她紋絲不動,只是以金釵抵住脖子。
曹賦以心聲說道“聽師父提及過,金鱗宮的首席供奉,確實是一位金丹劍修,殺力極大”
躋身最新十人之列的刀客蕭叔夜,輕輕點頭,以心聲回復道“事關重大,隋景澄身上的法袍和金釵,尤其是那門口訣,極有可能涉及到了主人的大道契機,所以退不得,接下來我會出手試探那人,若真是金鱗宮那位金丹劍修,你立即逃命,我會幫你拖延。若是假的,也就沒什么事了。”
那人手腕擰轉,折扇微動,那一顆顆銅錢也起伏飄蕩起來,嘖嘖道“這位刀客兄,身上好重的殺氣,不知道刀氣有幾斤重,不知道比起我這一口本命飛劍,是江湖刀快,還是山上飛劍更快。”
一抹虹光從那青衫書生眉心處,迅猛掠出。
那一把劍仙袖珍飛劍,剛剛現身,蕭叔夜就身形倒掠出去,一把抓住曹賦肩膀,拔地而起,一個轉折,踩在大樹枝頭,一掠而走。

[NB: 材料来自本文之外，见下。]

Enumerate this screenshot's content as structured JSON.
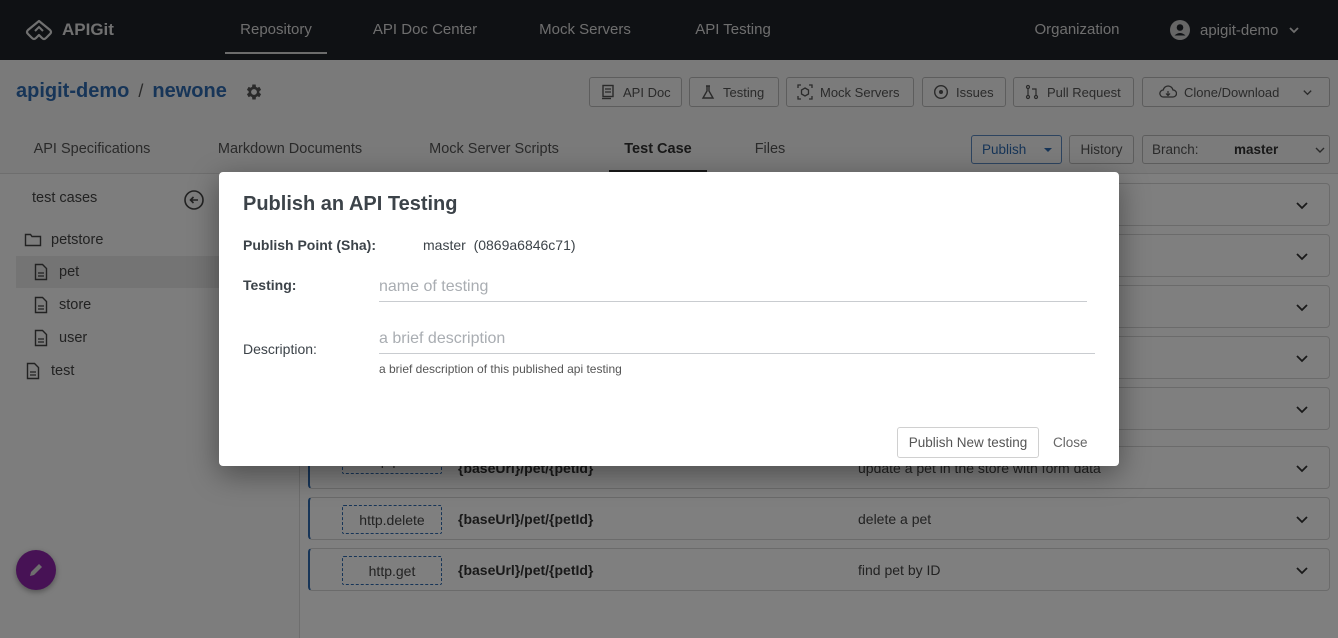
{
  "topnav": {
    "brand": "APIGit",
    "items": [
      {
        "label": "Repository",
        "active": true
      },
      {
        "label": "API Doc Center",
        "active": false
      },
      {
        "label": "Mock Servers",
        "active": false
      },
      {
        "label": "API Testing",
        "active": false
      }
    ],
    "organization": "Organization",
    "user": "apigit-demo"
  },
  "repo": {
    "owner": "apigit-demo",
    "separator": "/",
    "name": "newone",
    "actions": [
      {
        "label": "API Doc",
        "icon": "api-doc-icon"
      },
      {
        "label": "Testing",
        "icon": "flask-icon"
      },
      {
        "label": "Mock Servers",
        "icon": "mock-server-icon"
      },
      {
        "label": "Issues",
        "icon": "issues-icon"
      },
      {
        "label": "Pull Request",
        "icon": "pull-request-icon"
      },
      {
        "label": "Clone/Download",
        "icon": "cloud-download-icon"
      }
    ]
  },
  "tabs": [
    {
      "label": "API Specifications",
      "active": false
    },
    {
      "label": "Markdown Documents",
      "active": false
    },
    {
      "label": "Mock Server Scripts",
      "active": false
    },
    {
      "label": "Test Case",
      "active": true
    },
    {
      "label": "Files",
      "active": false
    }
  ],
  "toolbar": {
    "publish_label": "Publish",
    "history_label": "History",
    "branch_label": "Branch:",
    "branch_value": "master"
  },
  "sidebar": {
    "title": "test cases",
    "tree": [
      {
        "label": "petstore",
        "type": "folder",
        "level": 0
      },
      {
        "label": "pet",
        "type": "file",
        "level": 1,
        "selected": true
      },
      {
        "label": "store",
        "type": "file",
        "level": 1
      },
      {
        "label": "user",
        "type": "file",
        "level": 1
      },
      {
        "label": "test",
        "type": "file",
        "level": 0
      }
    ]
  },
  "cases": [
    {
      "method": "http.post",
      "path": "{baseUrl}/pet/{petId}",
      "summary": "update a pet in the store with form data"
    },
    {
      "method": "http.delete",
      "path": "{baseUrl}/pet/{petId}",
      "summary": "delete a pet"
    },
    {
      "method": "http.get",
      "path": "{baseUrl}/pet/{petId}",
      "summary": "find pet by ID"
    }
  ],
  "dialog": {
    "title": "Publish an API Testing",
    "sha_label": "Publish Point (Sha):",
    "sha_value": "master  (0869a6846c71)",
    "testing_label": "Testing:",
    "testing_placeholder": "name of testing",
    "testing_value": "",
    "description_label": "Description:",
    "description_placeholder": "a brief description",
    "description_value": "",
    "description_hint": "a brief description of this published api testing",
    "publish_button": "Publish New testing",
    "close_button": "Close"
  },
  "colors": {
    "nav_bg": "#1f2229",
    "link_blue": "#2e6ab0",
    "fab_purple": "#8e24aa"
  }
}
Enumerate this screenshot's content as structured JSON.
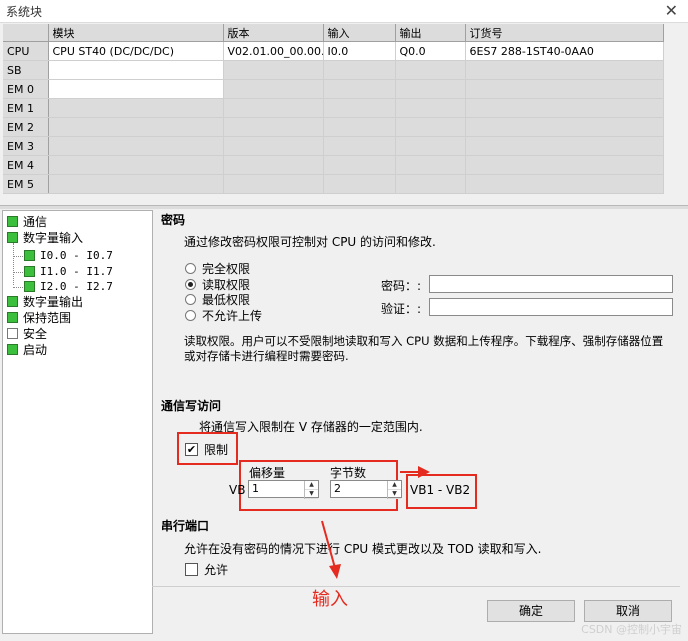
{
  "window": {
    "title": "系统块"
  },
  "table": {
    "headers": [
      "",
      "模块",
      "版本",
      "输入",
      "输出",
      "订货号"
    ],
    "rows": [
      [
        "CPU",
        "CPU ST40 (DC/DC/DC)",
        "V02.01.00_00.00...",
        "I0.0",
        "Q0.0",
        "6ES7 288-1ST40-0AA0"
      ],
      [
        "SB",
        "",
        "",
        "",
        "",
        ""
      ],
      [
        "EM 0",
        "",
        "",
        "",
        "",
        ""
      ],
      [
        "EM 1",
        "",
        "",
        "",
        "",
        ""
      ],
      [
        "EM 2",
        "",
        "",
        "",
        "",
        ""
      ],
      [
        "EM 3",
        "",
        "",
        "",
        "",
        ""
      ],
      [
        "EM 4",
        "",
        "",
        "",
        "",
        ""
      ],
      [
        "EM 5",
        "",
        "",
        "",
        "",
        ""
      ]
    ]
  },
  "tree": {
    "comm": "通信",
    "dig_in": "数字量输入",
    "in0": "I0.0 - I0.7",
    "in1": "I1.0 - I1.7",
    "in2": "I2.0 - I2.7",
    "dig_out": "数字量输出",
    "retentive": "保持范围",
    "security": "安全",
    "startup": "启动"
  },
  "password": {
    "heading": "密码",
    "desc": "通过修改密码权限可控制对 CPU 的访问和修改.",
    "options": [
      "完全权限",
      "读取权限",
      "最低权限",
      "不允许上传"
    ],
    "selected_index": 1,
    "pwd_label": "密码：:",
    "verify_label": "验证：:",
    "info_line1": "读取权限。用户可以不受限制地读取和写入 CPU 数据和上传程序。下载程序、强制存储器位置",
    "info_line2": "或对存储卡进行编程时需要密码."
  },
  "comm_write": {
    "heading": "通信写访问",
    "desc": "将通信写入限制在 V 存储器的一定范围内.",
    "limit_label": "限制",
    "limit_checked": true,
    "offset_label": "偏移量",
    "bytes_label": "字节数",
    "vb_prefix": "VB",
    "offset_value": "1",
    "bytes_value": "2",
    "range_text": "VB1 - VB2"
  },
  "serial": {
    "heading": "串行端口",
    "desc": "允许在没有密码的情况下进行 CPU 模式更改以及 TOD 读取和写入.",
    "allow_label": "允许",
    "allow_checked": false
  },
  "annotation": {
    "text": "输入",
    "color": "#e52a1f"
  },
  "buttons": {
    "ok": "确定",
    "cancel": "取消"
  },
  "watermark": "CSDN @控制小宇宙"
}
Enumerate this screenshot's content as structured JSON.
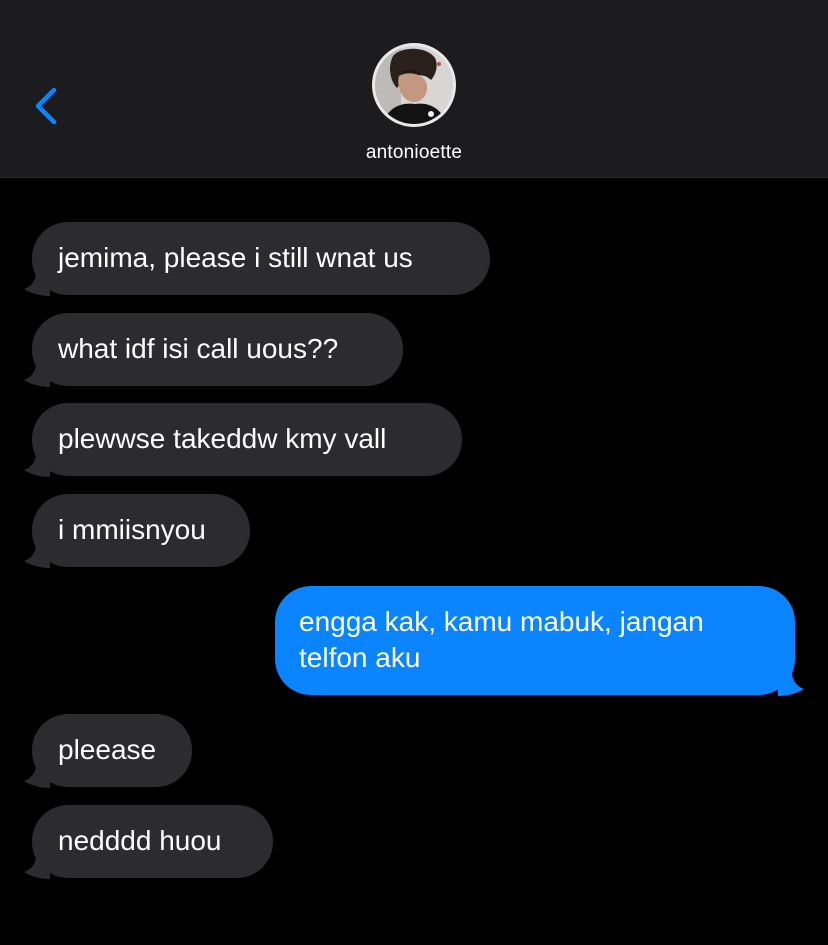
{
  "header": {
    "contact_name": "antonioette",
    "back_icon": "chevron-left-icon",
    "accent_color": "#0a84ff"
  },
  "messages": [
    {
      "direction": "incoming",
      "text": "jemima, please i still wnat us"
    },
    {
      "direction": "incoming",
      "text": "what idf isi call uous??"
    },
    {
      "direction": "incoming",
      "text": "plewwse takeddw kmy vall"
    },
    {
      "direction": "incoming",
      "text": "i mmiisnyou"
    },
    {
      "direction": "outgoing",
      "text": "engga kak, kamu mabuk, jangan telfon aku"
    },
    {
      "direction": "incoming",
      "text": "pleease"
    },
    {
      "direction": "incoming",
      "text": "nedddd huou"
    }
  ],
  "colors": {
    "incoming_bubble": "#2c2c2e",
    "outgoing_bubble": "#0a84ff",
    "header_background": "#1c1c1e",
    "thread_background": "#000000"
  }
}
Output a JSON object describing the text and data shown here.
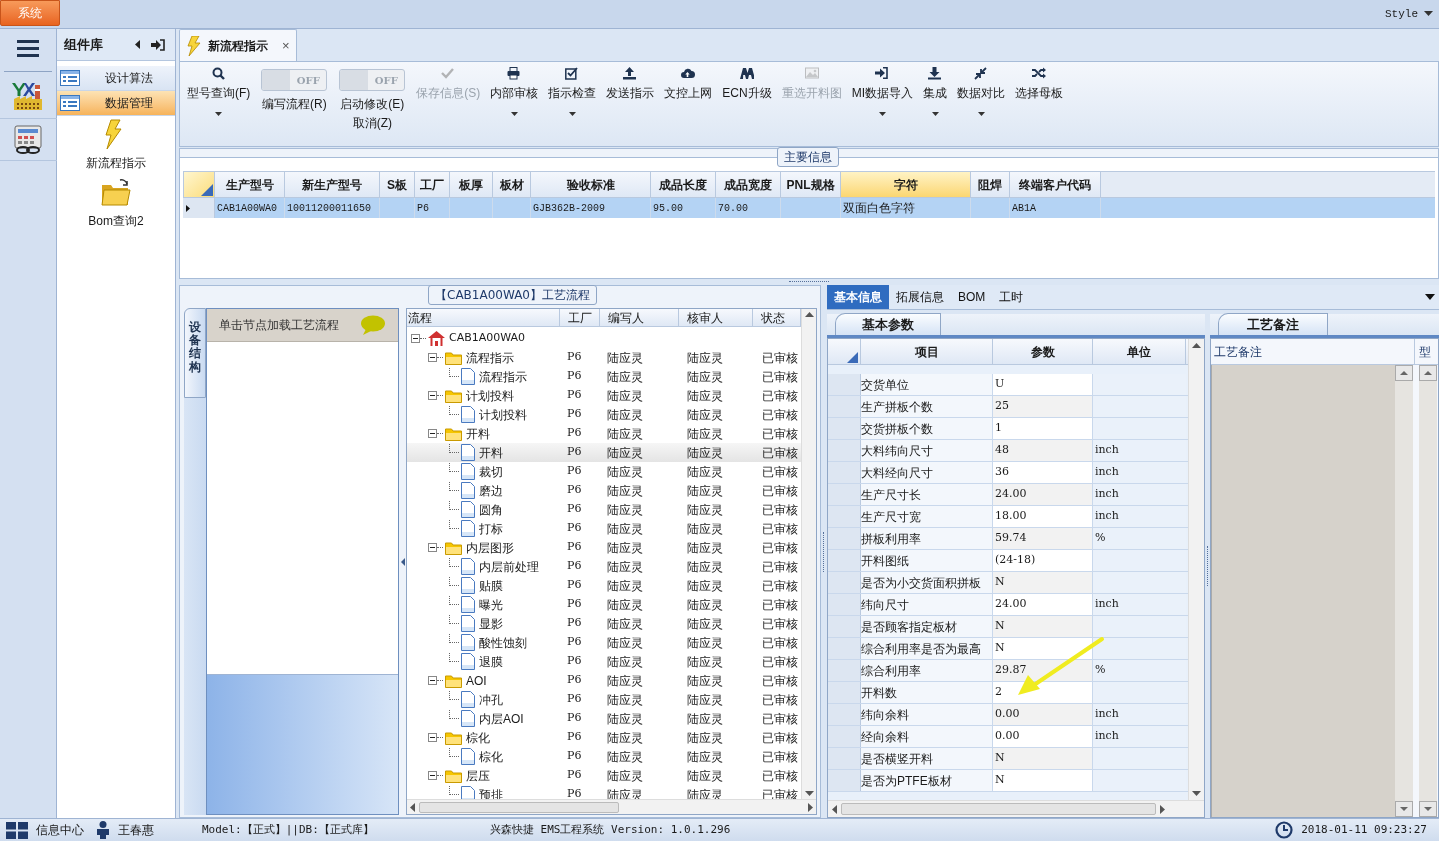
{
  "system_button": "系统",
  "style_menu": "Style",
  "component_panel": {
    "title": "组件库",
    "categories": [
      {
        "label": "设计算法",
        "selected": false
      },
      {
        "label": "数据管理",
        "selected": true
      }
    ],
    "launchers": [
      {
        "label": "新流程指示"
      },
      {
        "label": "Bom查询2"
      }
    ]
  },
  "document_tab": {
    "title": "新流程指示",
    "close": "×"
  },
  "toolbar": [
    {
      "kind": "button",
      "label": "型号查询(F)",
      "dropdown": true,
      "disabled": false
    },
    {
      "kind": "toggle",
      "label": "编写流程(R)",
      "switch_text": "OFF",
      "on": false
    },
    {
      "kind": "toggle",
      "label": "启动修改(E)",
      "label_2": "取消(Z)",
      "switch_text": "OFF",
      "on": false
    },
    {
      "kind": "button",
      "label": "保存信息(S)",
      "dropdown": false,
      "disabled": true
    },
    {
      "kind": "button",
      "label": "内部审核",
      "dropdown": true,
      "disabled": false
    },
    {
      "kind": "button",
      "label": "指示检查",
      "dropdown": true,
      "disabled": false
    },
    {
      "kind": "button",
      "label": "发送指示",
      "dropdown": false,
      "disabled": false
    },
    {
      "kind": "button",
      "label": "文控上网",
      "dropdown": false,
      "disabled": false
    },
    {
      "kind": "button",
      "label": "ECN升级",
      "dropdown": false,
      "disabled": false
    },
    {
      "kind": "button",
      "label": "重选开料图",
      "dropdown": false,
      "disabled": true
    },
    {
      "kind": "button",
      "label": "MI数据导入",
      "dropdown": true,
      "disabled": false
    },
    {
      "kind": "button",
      "label": "集成",
      "dropdown": true,
      "disabled": false
    },
    {
      "kind": "button",
      "label": "数据对比",
      "dropdown": true,
      "disabled": false
    },
    {
      "kind": "button",
      "label": "选择母板",
      "dropdown": false,
      "disabled": false
    }
  ],
  "main_info": {
    "title": "主要信息",
    "columns": [
      {
        "label": "生产型号",
        "selected": false
      },
      {
        "label": "新生产型号",
        "selected": false
      },
      {
        "label": "S板",
        "selected": false
      },
      {
        "label": "工厂",
        "selected": false
      },
      {
        "label": "板厚",
        "selected": false
      },
      {
        "label": "板材",
        "selected": false
      },
      {
        "label": "验收标准",
        "selected": false
      },
      {
        "label": "成品长度",
        "selected": false
      },
      {
        "label": "成品宽度",
        "selected": false
      },
      {
        "label": "PNL规格",
        "selected": false
      },
      {
        "label": "字符",
        "selected": true
      },
      {
        "label": "阻焊",
        "selected": false
      },
      {
        "label": "终端客户代码",
        "selected": false
      }
    ],
    "rows": [
      {
        "selected": true,
        "cells": [
          "CAB1A00WA0",
          "10011200011650",
          null,
          "P6",
          null,
          null,
          "GJB362B-2009",
          "95.00",
          "70.00",
          null,
          "双面白色字符",
          null,
          "AB1A"
        ]
      }
    ]
  },
  "process": {
    "title": "【CAB1A00WA0】工艺流程",
    "side_tab": "设备结构",
    "hint": "单击节点加载工艺流程",
    "columns": [
      "流程",
      "工厂",
      "编写人",
      "核审人",
      "状态"
    ],
    "tree": {
      "label": "CAB1A00WA0",
      "expanded": true,
      "selected": false,
      "children": [
        {
          "label": "流程指示",
          "factory": "P6",
          "writer": "陆应灵",
          "reviewer": "陆应灵",
          "status": "已审核",
          "expanded": true,
          "selected": false,
          "children": [
            {
              "label": "流程指示",
              "factory": "P6",
              "writer": "陆应灵",
              "reviewer": "陆应灵",
              "status": "已审核",
              "selected": false
            }
          ]
        },
        {
          "label": "计划投料",
          "factory": "P6",
          "writer": "陆应灵",
          "reviewer": "陆应灵",
          "status": "已审核",
          "expanded": true,
          "selected": false,
          "children": [
            {
              "label": "计划投料",
              "factory": "P6",
              "writer": "陆应灵",
              "reviewer": "陆应灵",
              "status": "已审核",
              "selected": false
            }
          ]
        },
        {
          "label": "开料",
          "factory": "P6",
          "writer": "陆应灵",
          "reviewer": "陆应灵",
          "status": "已审核",
          "expanded": true,
          "selected": false,
          "children": [
            {
              "label": "开料",
              "factory": "P6",
              "writer": "陆应灵",
              "reviewer": "陆应灵",
              "status": "已审核",
              "selected": true
            },
            {
              "label": "裁切",
              "factory": "P6",
              "writer": "陆应灵",
              "reviewer": "陆应灵",
              "status": "已审核",
              "selected": false
            },
            {
              "label": "磨边",
              "factory": "P6",
              "writer": "陆应灵",
              "reviewer": "陆应灵",
              "status": "已审核",
              "selected": false
            },
            {
              "label": "圆角",
              "factory": "P6",
              "writer": "陆应灵",
              "reviewer": "陆应灵",
              "status": "已审核",
              "selected": false
            },
            {
              "label": "打标",
              "factory": "P6",
              "writer": "陆应灵",
              "reviewer": "陆应灵",
              "status": "已审核",
              "selected": false
            }
          ]
        },
        {
          "label": "内层图形",
          "factory": "P6",
          "writer": "陆应灵",
          "reviewer": "陆应灵",
          "status": "已审核",
          "expanded": true,
          "selected": false,
          "children": [
            {
              "label": "内层前处理",
              "factory": "P6",
              "writer": "陆应灵",
              "reviewer": "陆应灵",
              "status": "已审核",
              "selected": false
            },
            {
              "label": "贴膜",
              "factory": "P6",
              "writer": "陆应灵",
              "reviewer": "陆应灵",
              "status": "已审核",
              "selected": false
            },
            {
              "label": "曝光",
              "factory": "P6",
              "writer": "陆应灵",
              "reviewer": "陆应灵",
              "status": "已审核",
              "selected": false
            },
            {
              "label": "显影",
              "factory": "P6",
              "writer": "陆应灵",
              "reviewer": "陆应灵",
              "status": "已审核",
              "selected": false
            },
            {
              "label": "酸性蚀刻",
              "factory": "P6",
              "writer": "陆应灵",
              "reviewer": "陆应灵",
              "status": "已审核",
              "selected": false
            },
            {
              "label": "退膜",
              "factory": "P6",
              "writer": "陆应灵",
              "reviewer": "陆应灵",
              "status": "已审核",
              "selected": false
            }
          ]
        },
        {
          "label": "AOI",
          "factory": "P6",
          "writer": "陆应灵",
          "reviewer": "陆应灵",
          "status": "已审核",
          "expanded": true,
          "selected": false,
          "children": [
            {
              "label": "冲孔",
              "factory": "P6",
              "writer": "陆应灵",
              "reviewer": "陆应灵",
              "status": "已审核",
              "selected": false
            },
            {
              "label": "内层AOI",
              "factory": "P6",
              "writer": "陆应灵",
              "reviewer": "陆应灵",
              "status": "已审核",
              "selected": false
            }
          ]
        },
        {
          "label": "棕化",
          "factory": "P6",
          "writer": "陆应灵",
          "reviewer": "陆应灵",
          "status": "已审核",
          "expanded": true,
          "selected": false,
          "children": [
            {
              "label": "棕化",
              "factory": "P6",
              "writer": "陆应灵",
              "reviewer": "陆应灵",
              "status": "已审核",
              "selected": false
            }
          ]
        },
        {
          "label": "层压",
          "factory": "P6",
          "writer": "陆应灵",
          "reviewer": "陆应灵",
          "status": "已审核",
          "expanded": true,
          "selected": false,
          "children": [
            {
              "label": "预排",
              "factory": "P6",
              "writer": "陆应灵",
              "reviewer": "陆应灵",
              "status": "已审核",
              "selected": false
            }
          ]
        }
      ]
    }
  },
  "detail_tabs": [
    {
      "label": "基本信息",
      "selected": true
    },
    {
      "label": "拓展信息",
      "selected": false
    },
    {
      "label": "BOM",
      "selected": false
    },
    {
      "label": "工时",
      "selected": false
    }
  ],
  "params": {
    "tab": "基本参数",
    "columns": [
      "项目",
      "参数",
      "单位"
    ],
    "rows": [
      {
        "item": "交货单位",
        "value": "U"
      },
      {
        "item": "生产拼板个数",
        "value": "25"
      },
      {
        "item": "交货拼板个数",
        "value": "1"
      },
      {
        "item": "大料纬向尺寸",
        "value": "48",
        "unit": "inch"
      },
      {
        "item": "大料经向尺寸",
        "value": "36",
        "unit": "inch"
      },
      {
        "item": "生产尺寸长",
        "value": "24.00",
        "unit": "inch"
      },
      {
        "item": "生产尺寸宽",
        "value": "18.00",
        "unit": "inch"
      },
      {
        "item": "拼板利用率",
        "value": "59.74",
        "unit": "%"
      },
      {
        "item": "开料图纸",
        "value": "(24-18)"
      },
      {
        "item": "是否为小交货面积拼板",
        "value": "N"
      },
      {
        "item": "纬向尺寸",
        "value": "24.00",
        "unit": "inch"
      },
      {
        "item": "是否顾客指定板材",
        "value": "N"
      },
      {
        "item": "综合利用率是否为最高",
        "value": "N"
      },
      {
        "item": "综合利用率",
        "value": "29.87",
        "unit": "%"
      },
      {
        "item": "开料数",
        "value": "2"
      },
      {
        "item": "纬向余料",
        "value": "0.00",
        "unit": "inch"
      },
      {
        "item": "经向余料",
        "value": "0.00",
        "unit": "inch"
      },
      {
        "item": "是否横竖开料",
        "value": "N"
      },
      {
        "item": "是否为PTFE板材",
        "value": "N"
      }
    ]
  },
  "notes": {
    "tab": "工艺备注",
    "columns": [
      "工艺备注",
      "型"
    ]
  },
  "status_bar": {
    "info_center": "信息中心",
    "user": "王春惠",
    "model": "Model:【正式】||DB:【正式库】",
    "app": "兴森快捷 EMS工程系统 Version: 1.0.1.296",
    "datetime": "2018-01-11 09:23:27"
  }
}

但是那一襲青衫已經站在了蕭叔夜踩過的樹枝之巔,“有機會的話,我會去青祠國找你蕭叔夜和曹仙師的。”
言語之際。
那位蕭叔夜反手丟擲出一張金色符箓。
只是被一抹劍光釘入符膽之中,然后一個回旋掠回那位年輕劍仙手中,被他攥在手心,砰然碎裂。
蕭叔夜去勢更快。
果然是那位金鱗宮金丹劍修
青衫書生一步后撤,就那么飄落回茶馬古道之上,手持折扇,微笑道“一般而言,你們應該感激涕零,與大俠道謝了,然后大俠就說不用不用,就此瀟灑離去。事實上也是如此。”
他一手虛握,那根先前被他插在道路旁的青翠行山杖,拔地而起,自行飛掠過去,被握在手心,似乎記起了一些事情,他指了指那個坐在馬背上的老人,“你們這些讀書人啊,說壞不壞,說好不好,說聰明也聰明,說蠢笨也蠢笨,真是意氣難平氣死人。難怪會結識胡大俠這種生死相許的英雄好漢,我勸你回頭別罵他了,我琢磨著你們這對忘年交,真沒白交,誰也別埋怨誰。”
他指了指那個少年,“再好的秉性,在這種門戶里邊耳濡目染,估摸著無非就是下一個很會下棋、不會做人的老侍郎了。”
然后他指向那個少女,“對親近之人生嫉妒之心,要不得啊。”
最后他轉頭望去,對那個冪籬女子笑道“其實在你停馬拉我下水之前,我對你印象不差,這一大家子,就數你最像個聰明的好人。當然了,自認命懸一線,賭上一賭,也是人之常理,反正你怎么都不虧,賭贏了,逃過一劫,成功逃出那兩人的圈套陷阱,賭輸了,無非是冤枉了那位癡心不改的曹大仙師,于你而言,沒什么損失,所以說你賭運真是不錯。”
那個青衫書生,最后問道“那你有沒有想過,還有一種可能性,我們都輸了我是會死的。先前在行亭那邊,我就只是一個凡俗夫子,卻從頭到尾都沒有連累你們一家人,沒有故意與你們攀附關系,沒有開口與你們借那幾十兩銀子,好事沒有變得更好,壞事沒有變得更壞。對吧你叫什么來著隋什么你捫心自問,你這種人就算修成了仙家術法,成為了曹賦這般山上人,你就真的會比他更好我看未必。”
那人一步跨出,看似尋常一步,就走出了十數丈,轉瞬之間就沒了身影。
那些銅錢早已墜落在地。
冪籬女子收起了金釵,蹲在地上,冪籬薄紗之后的容顏,面無表情,她將那些銅錢一顆一顆撿起來。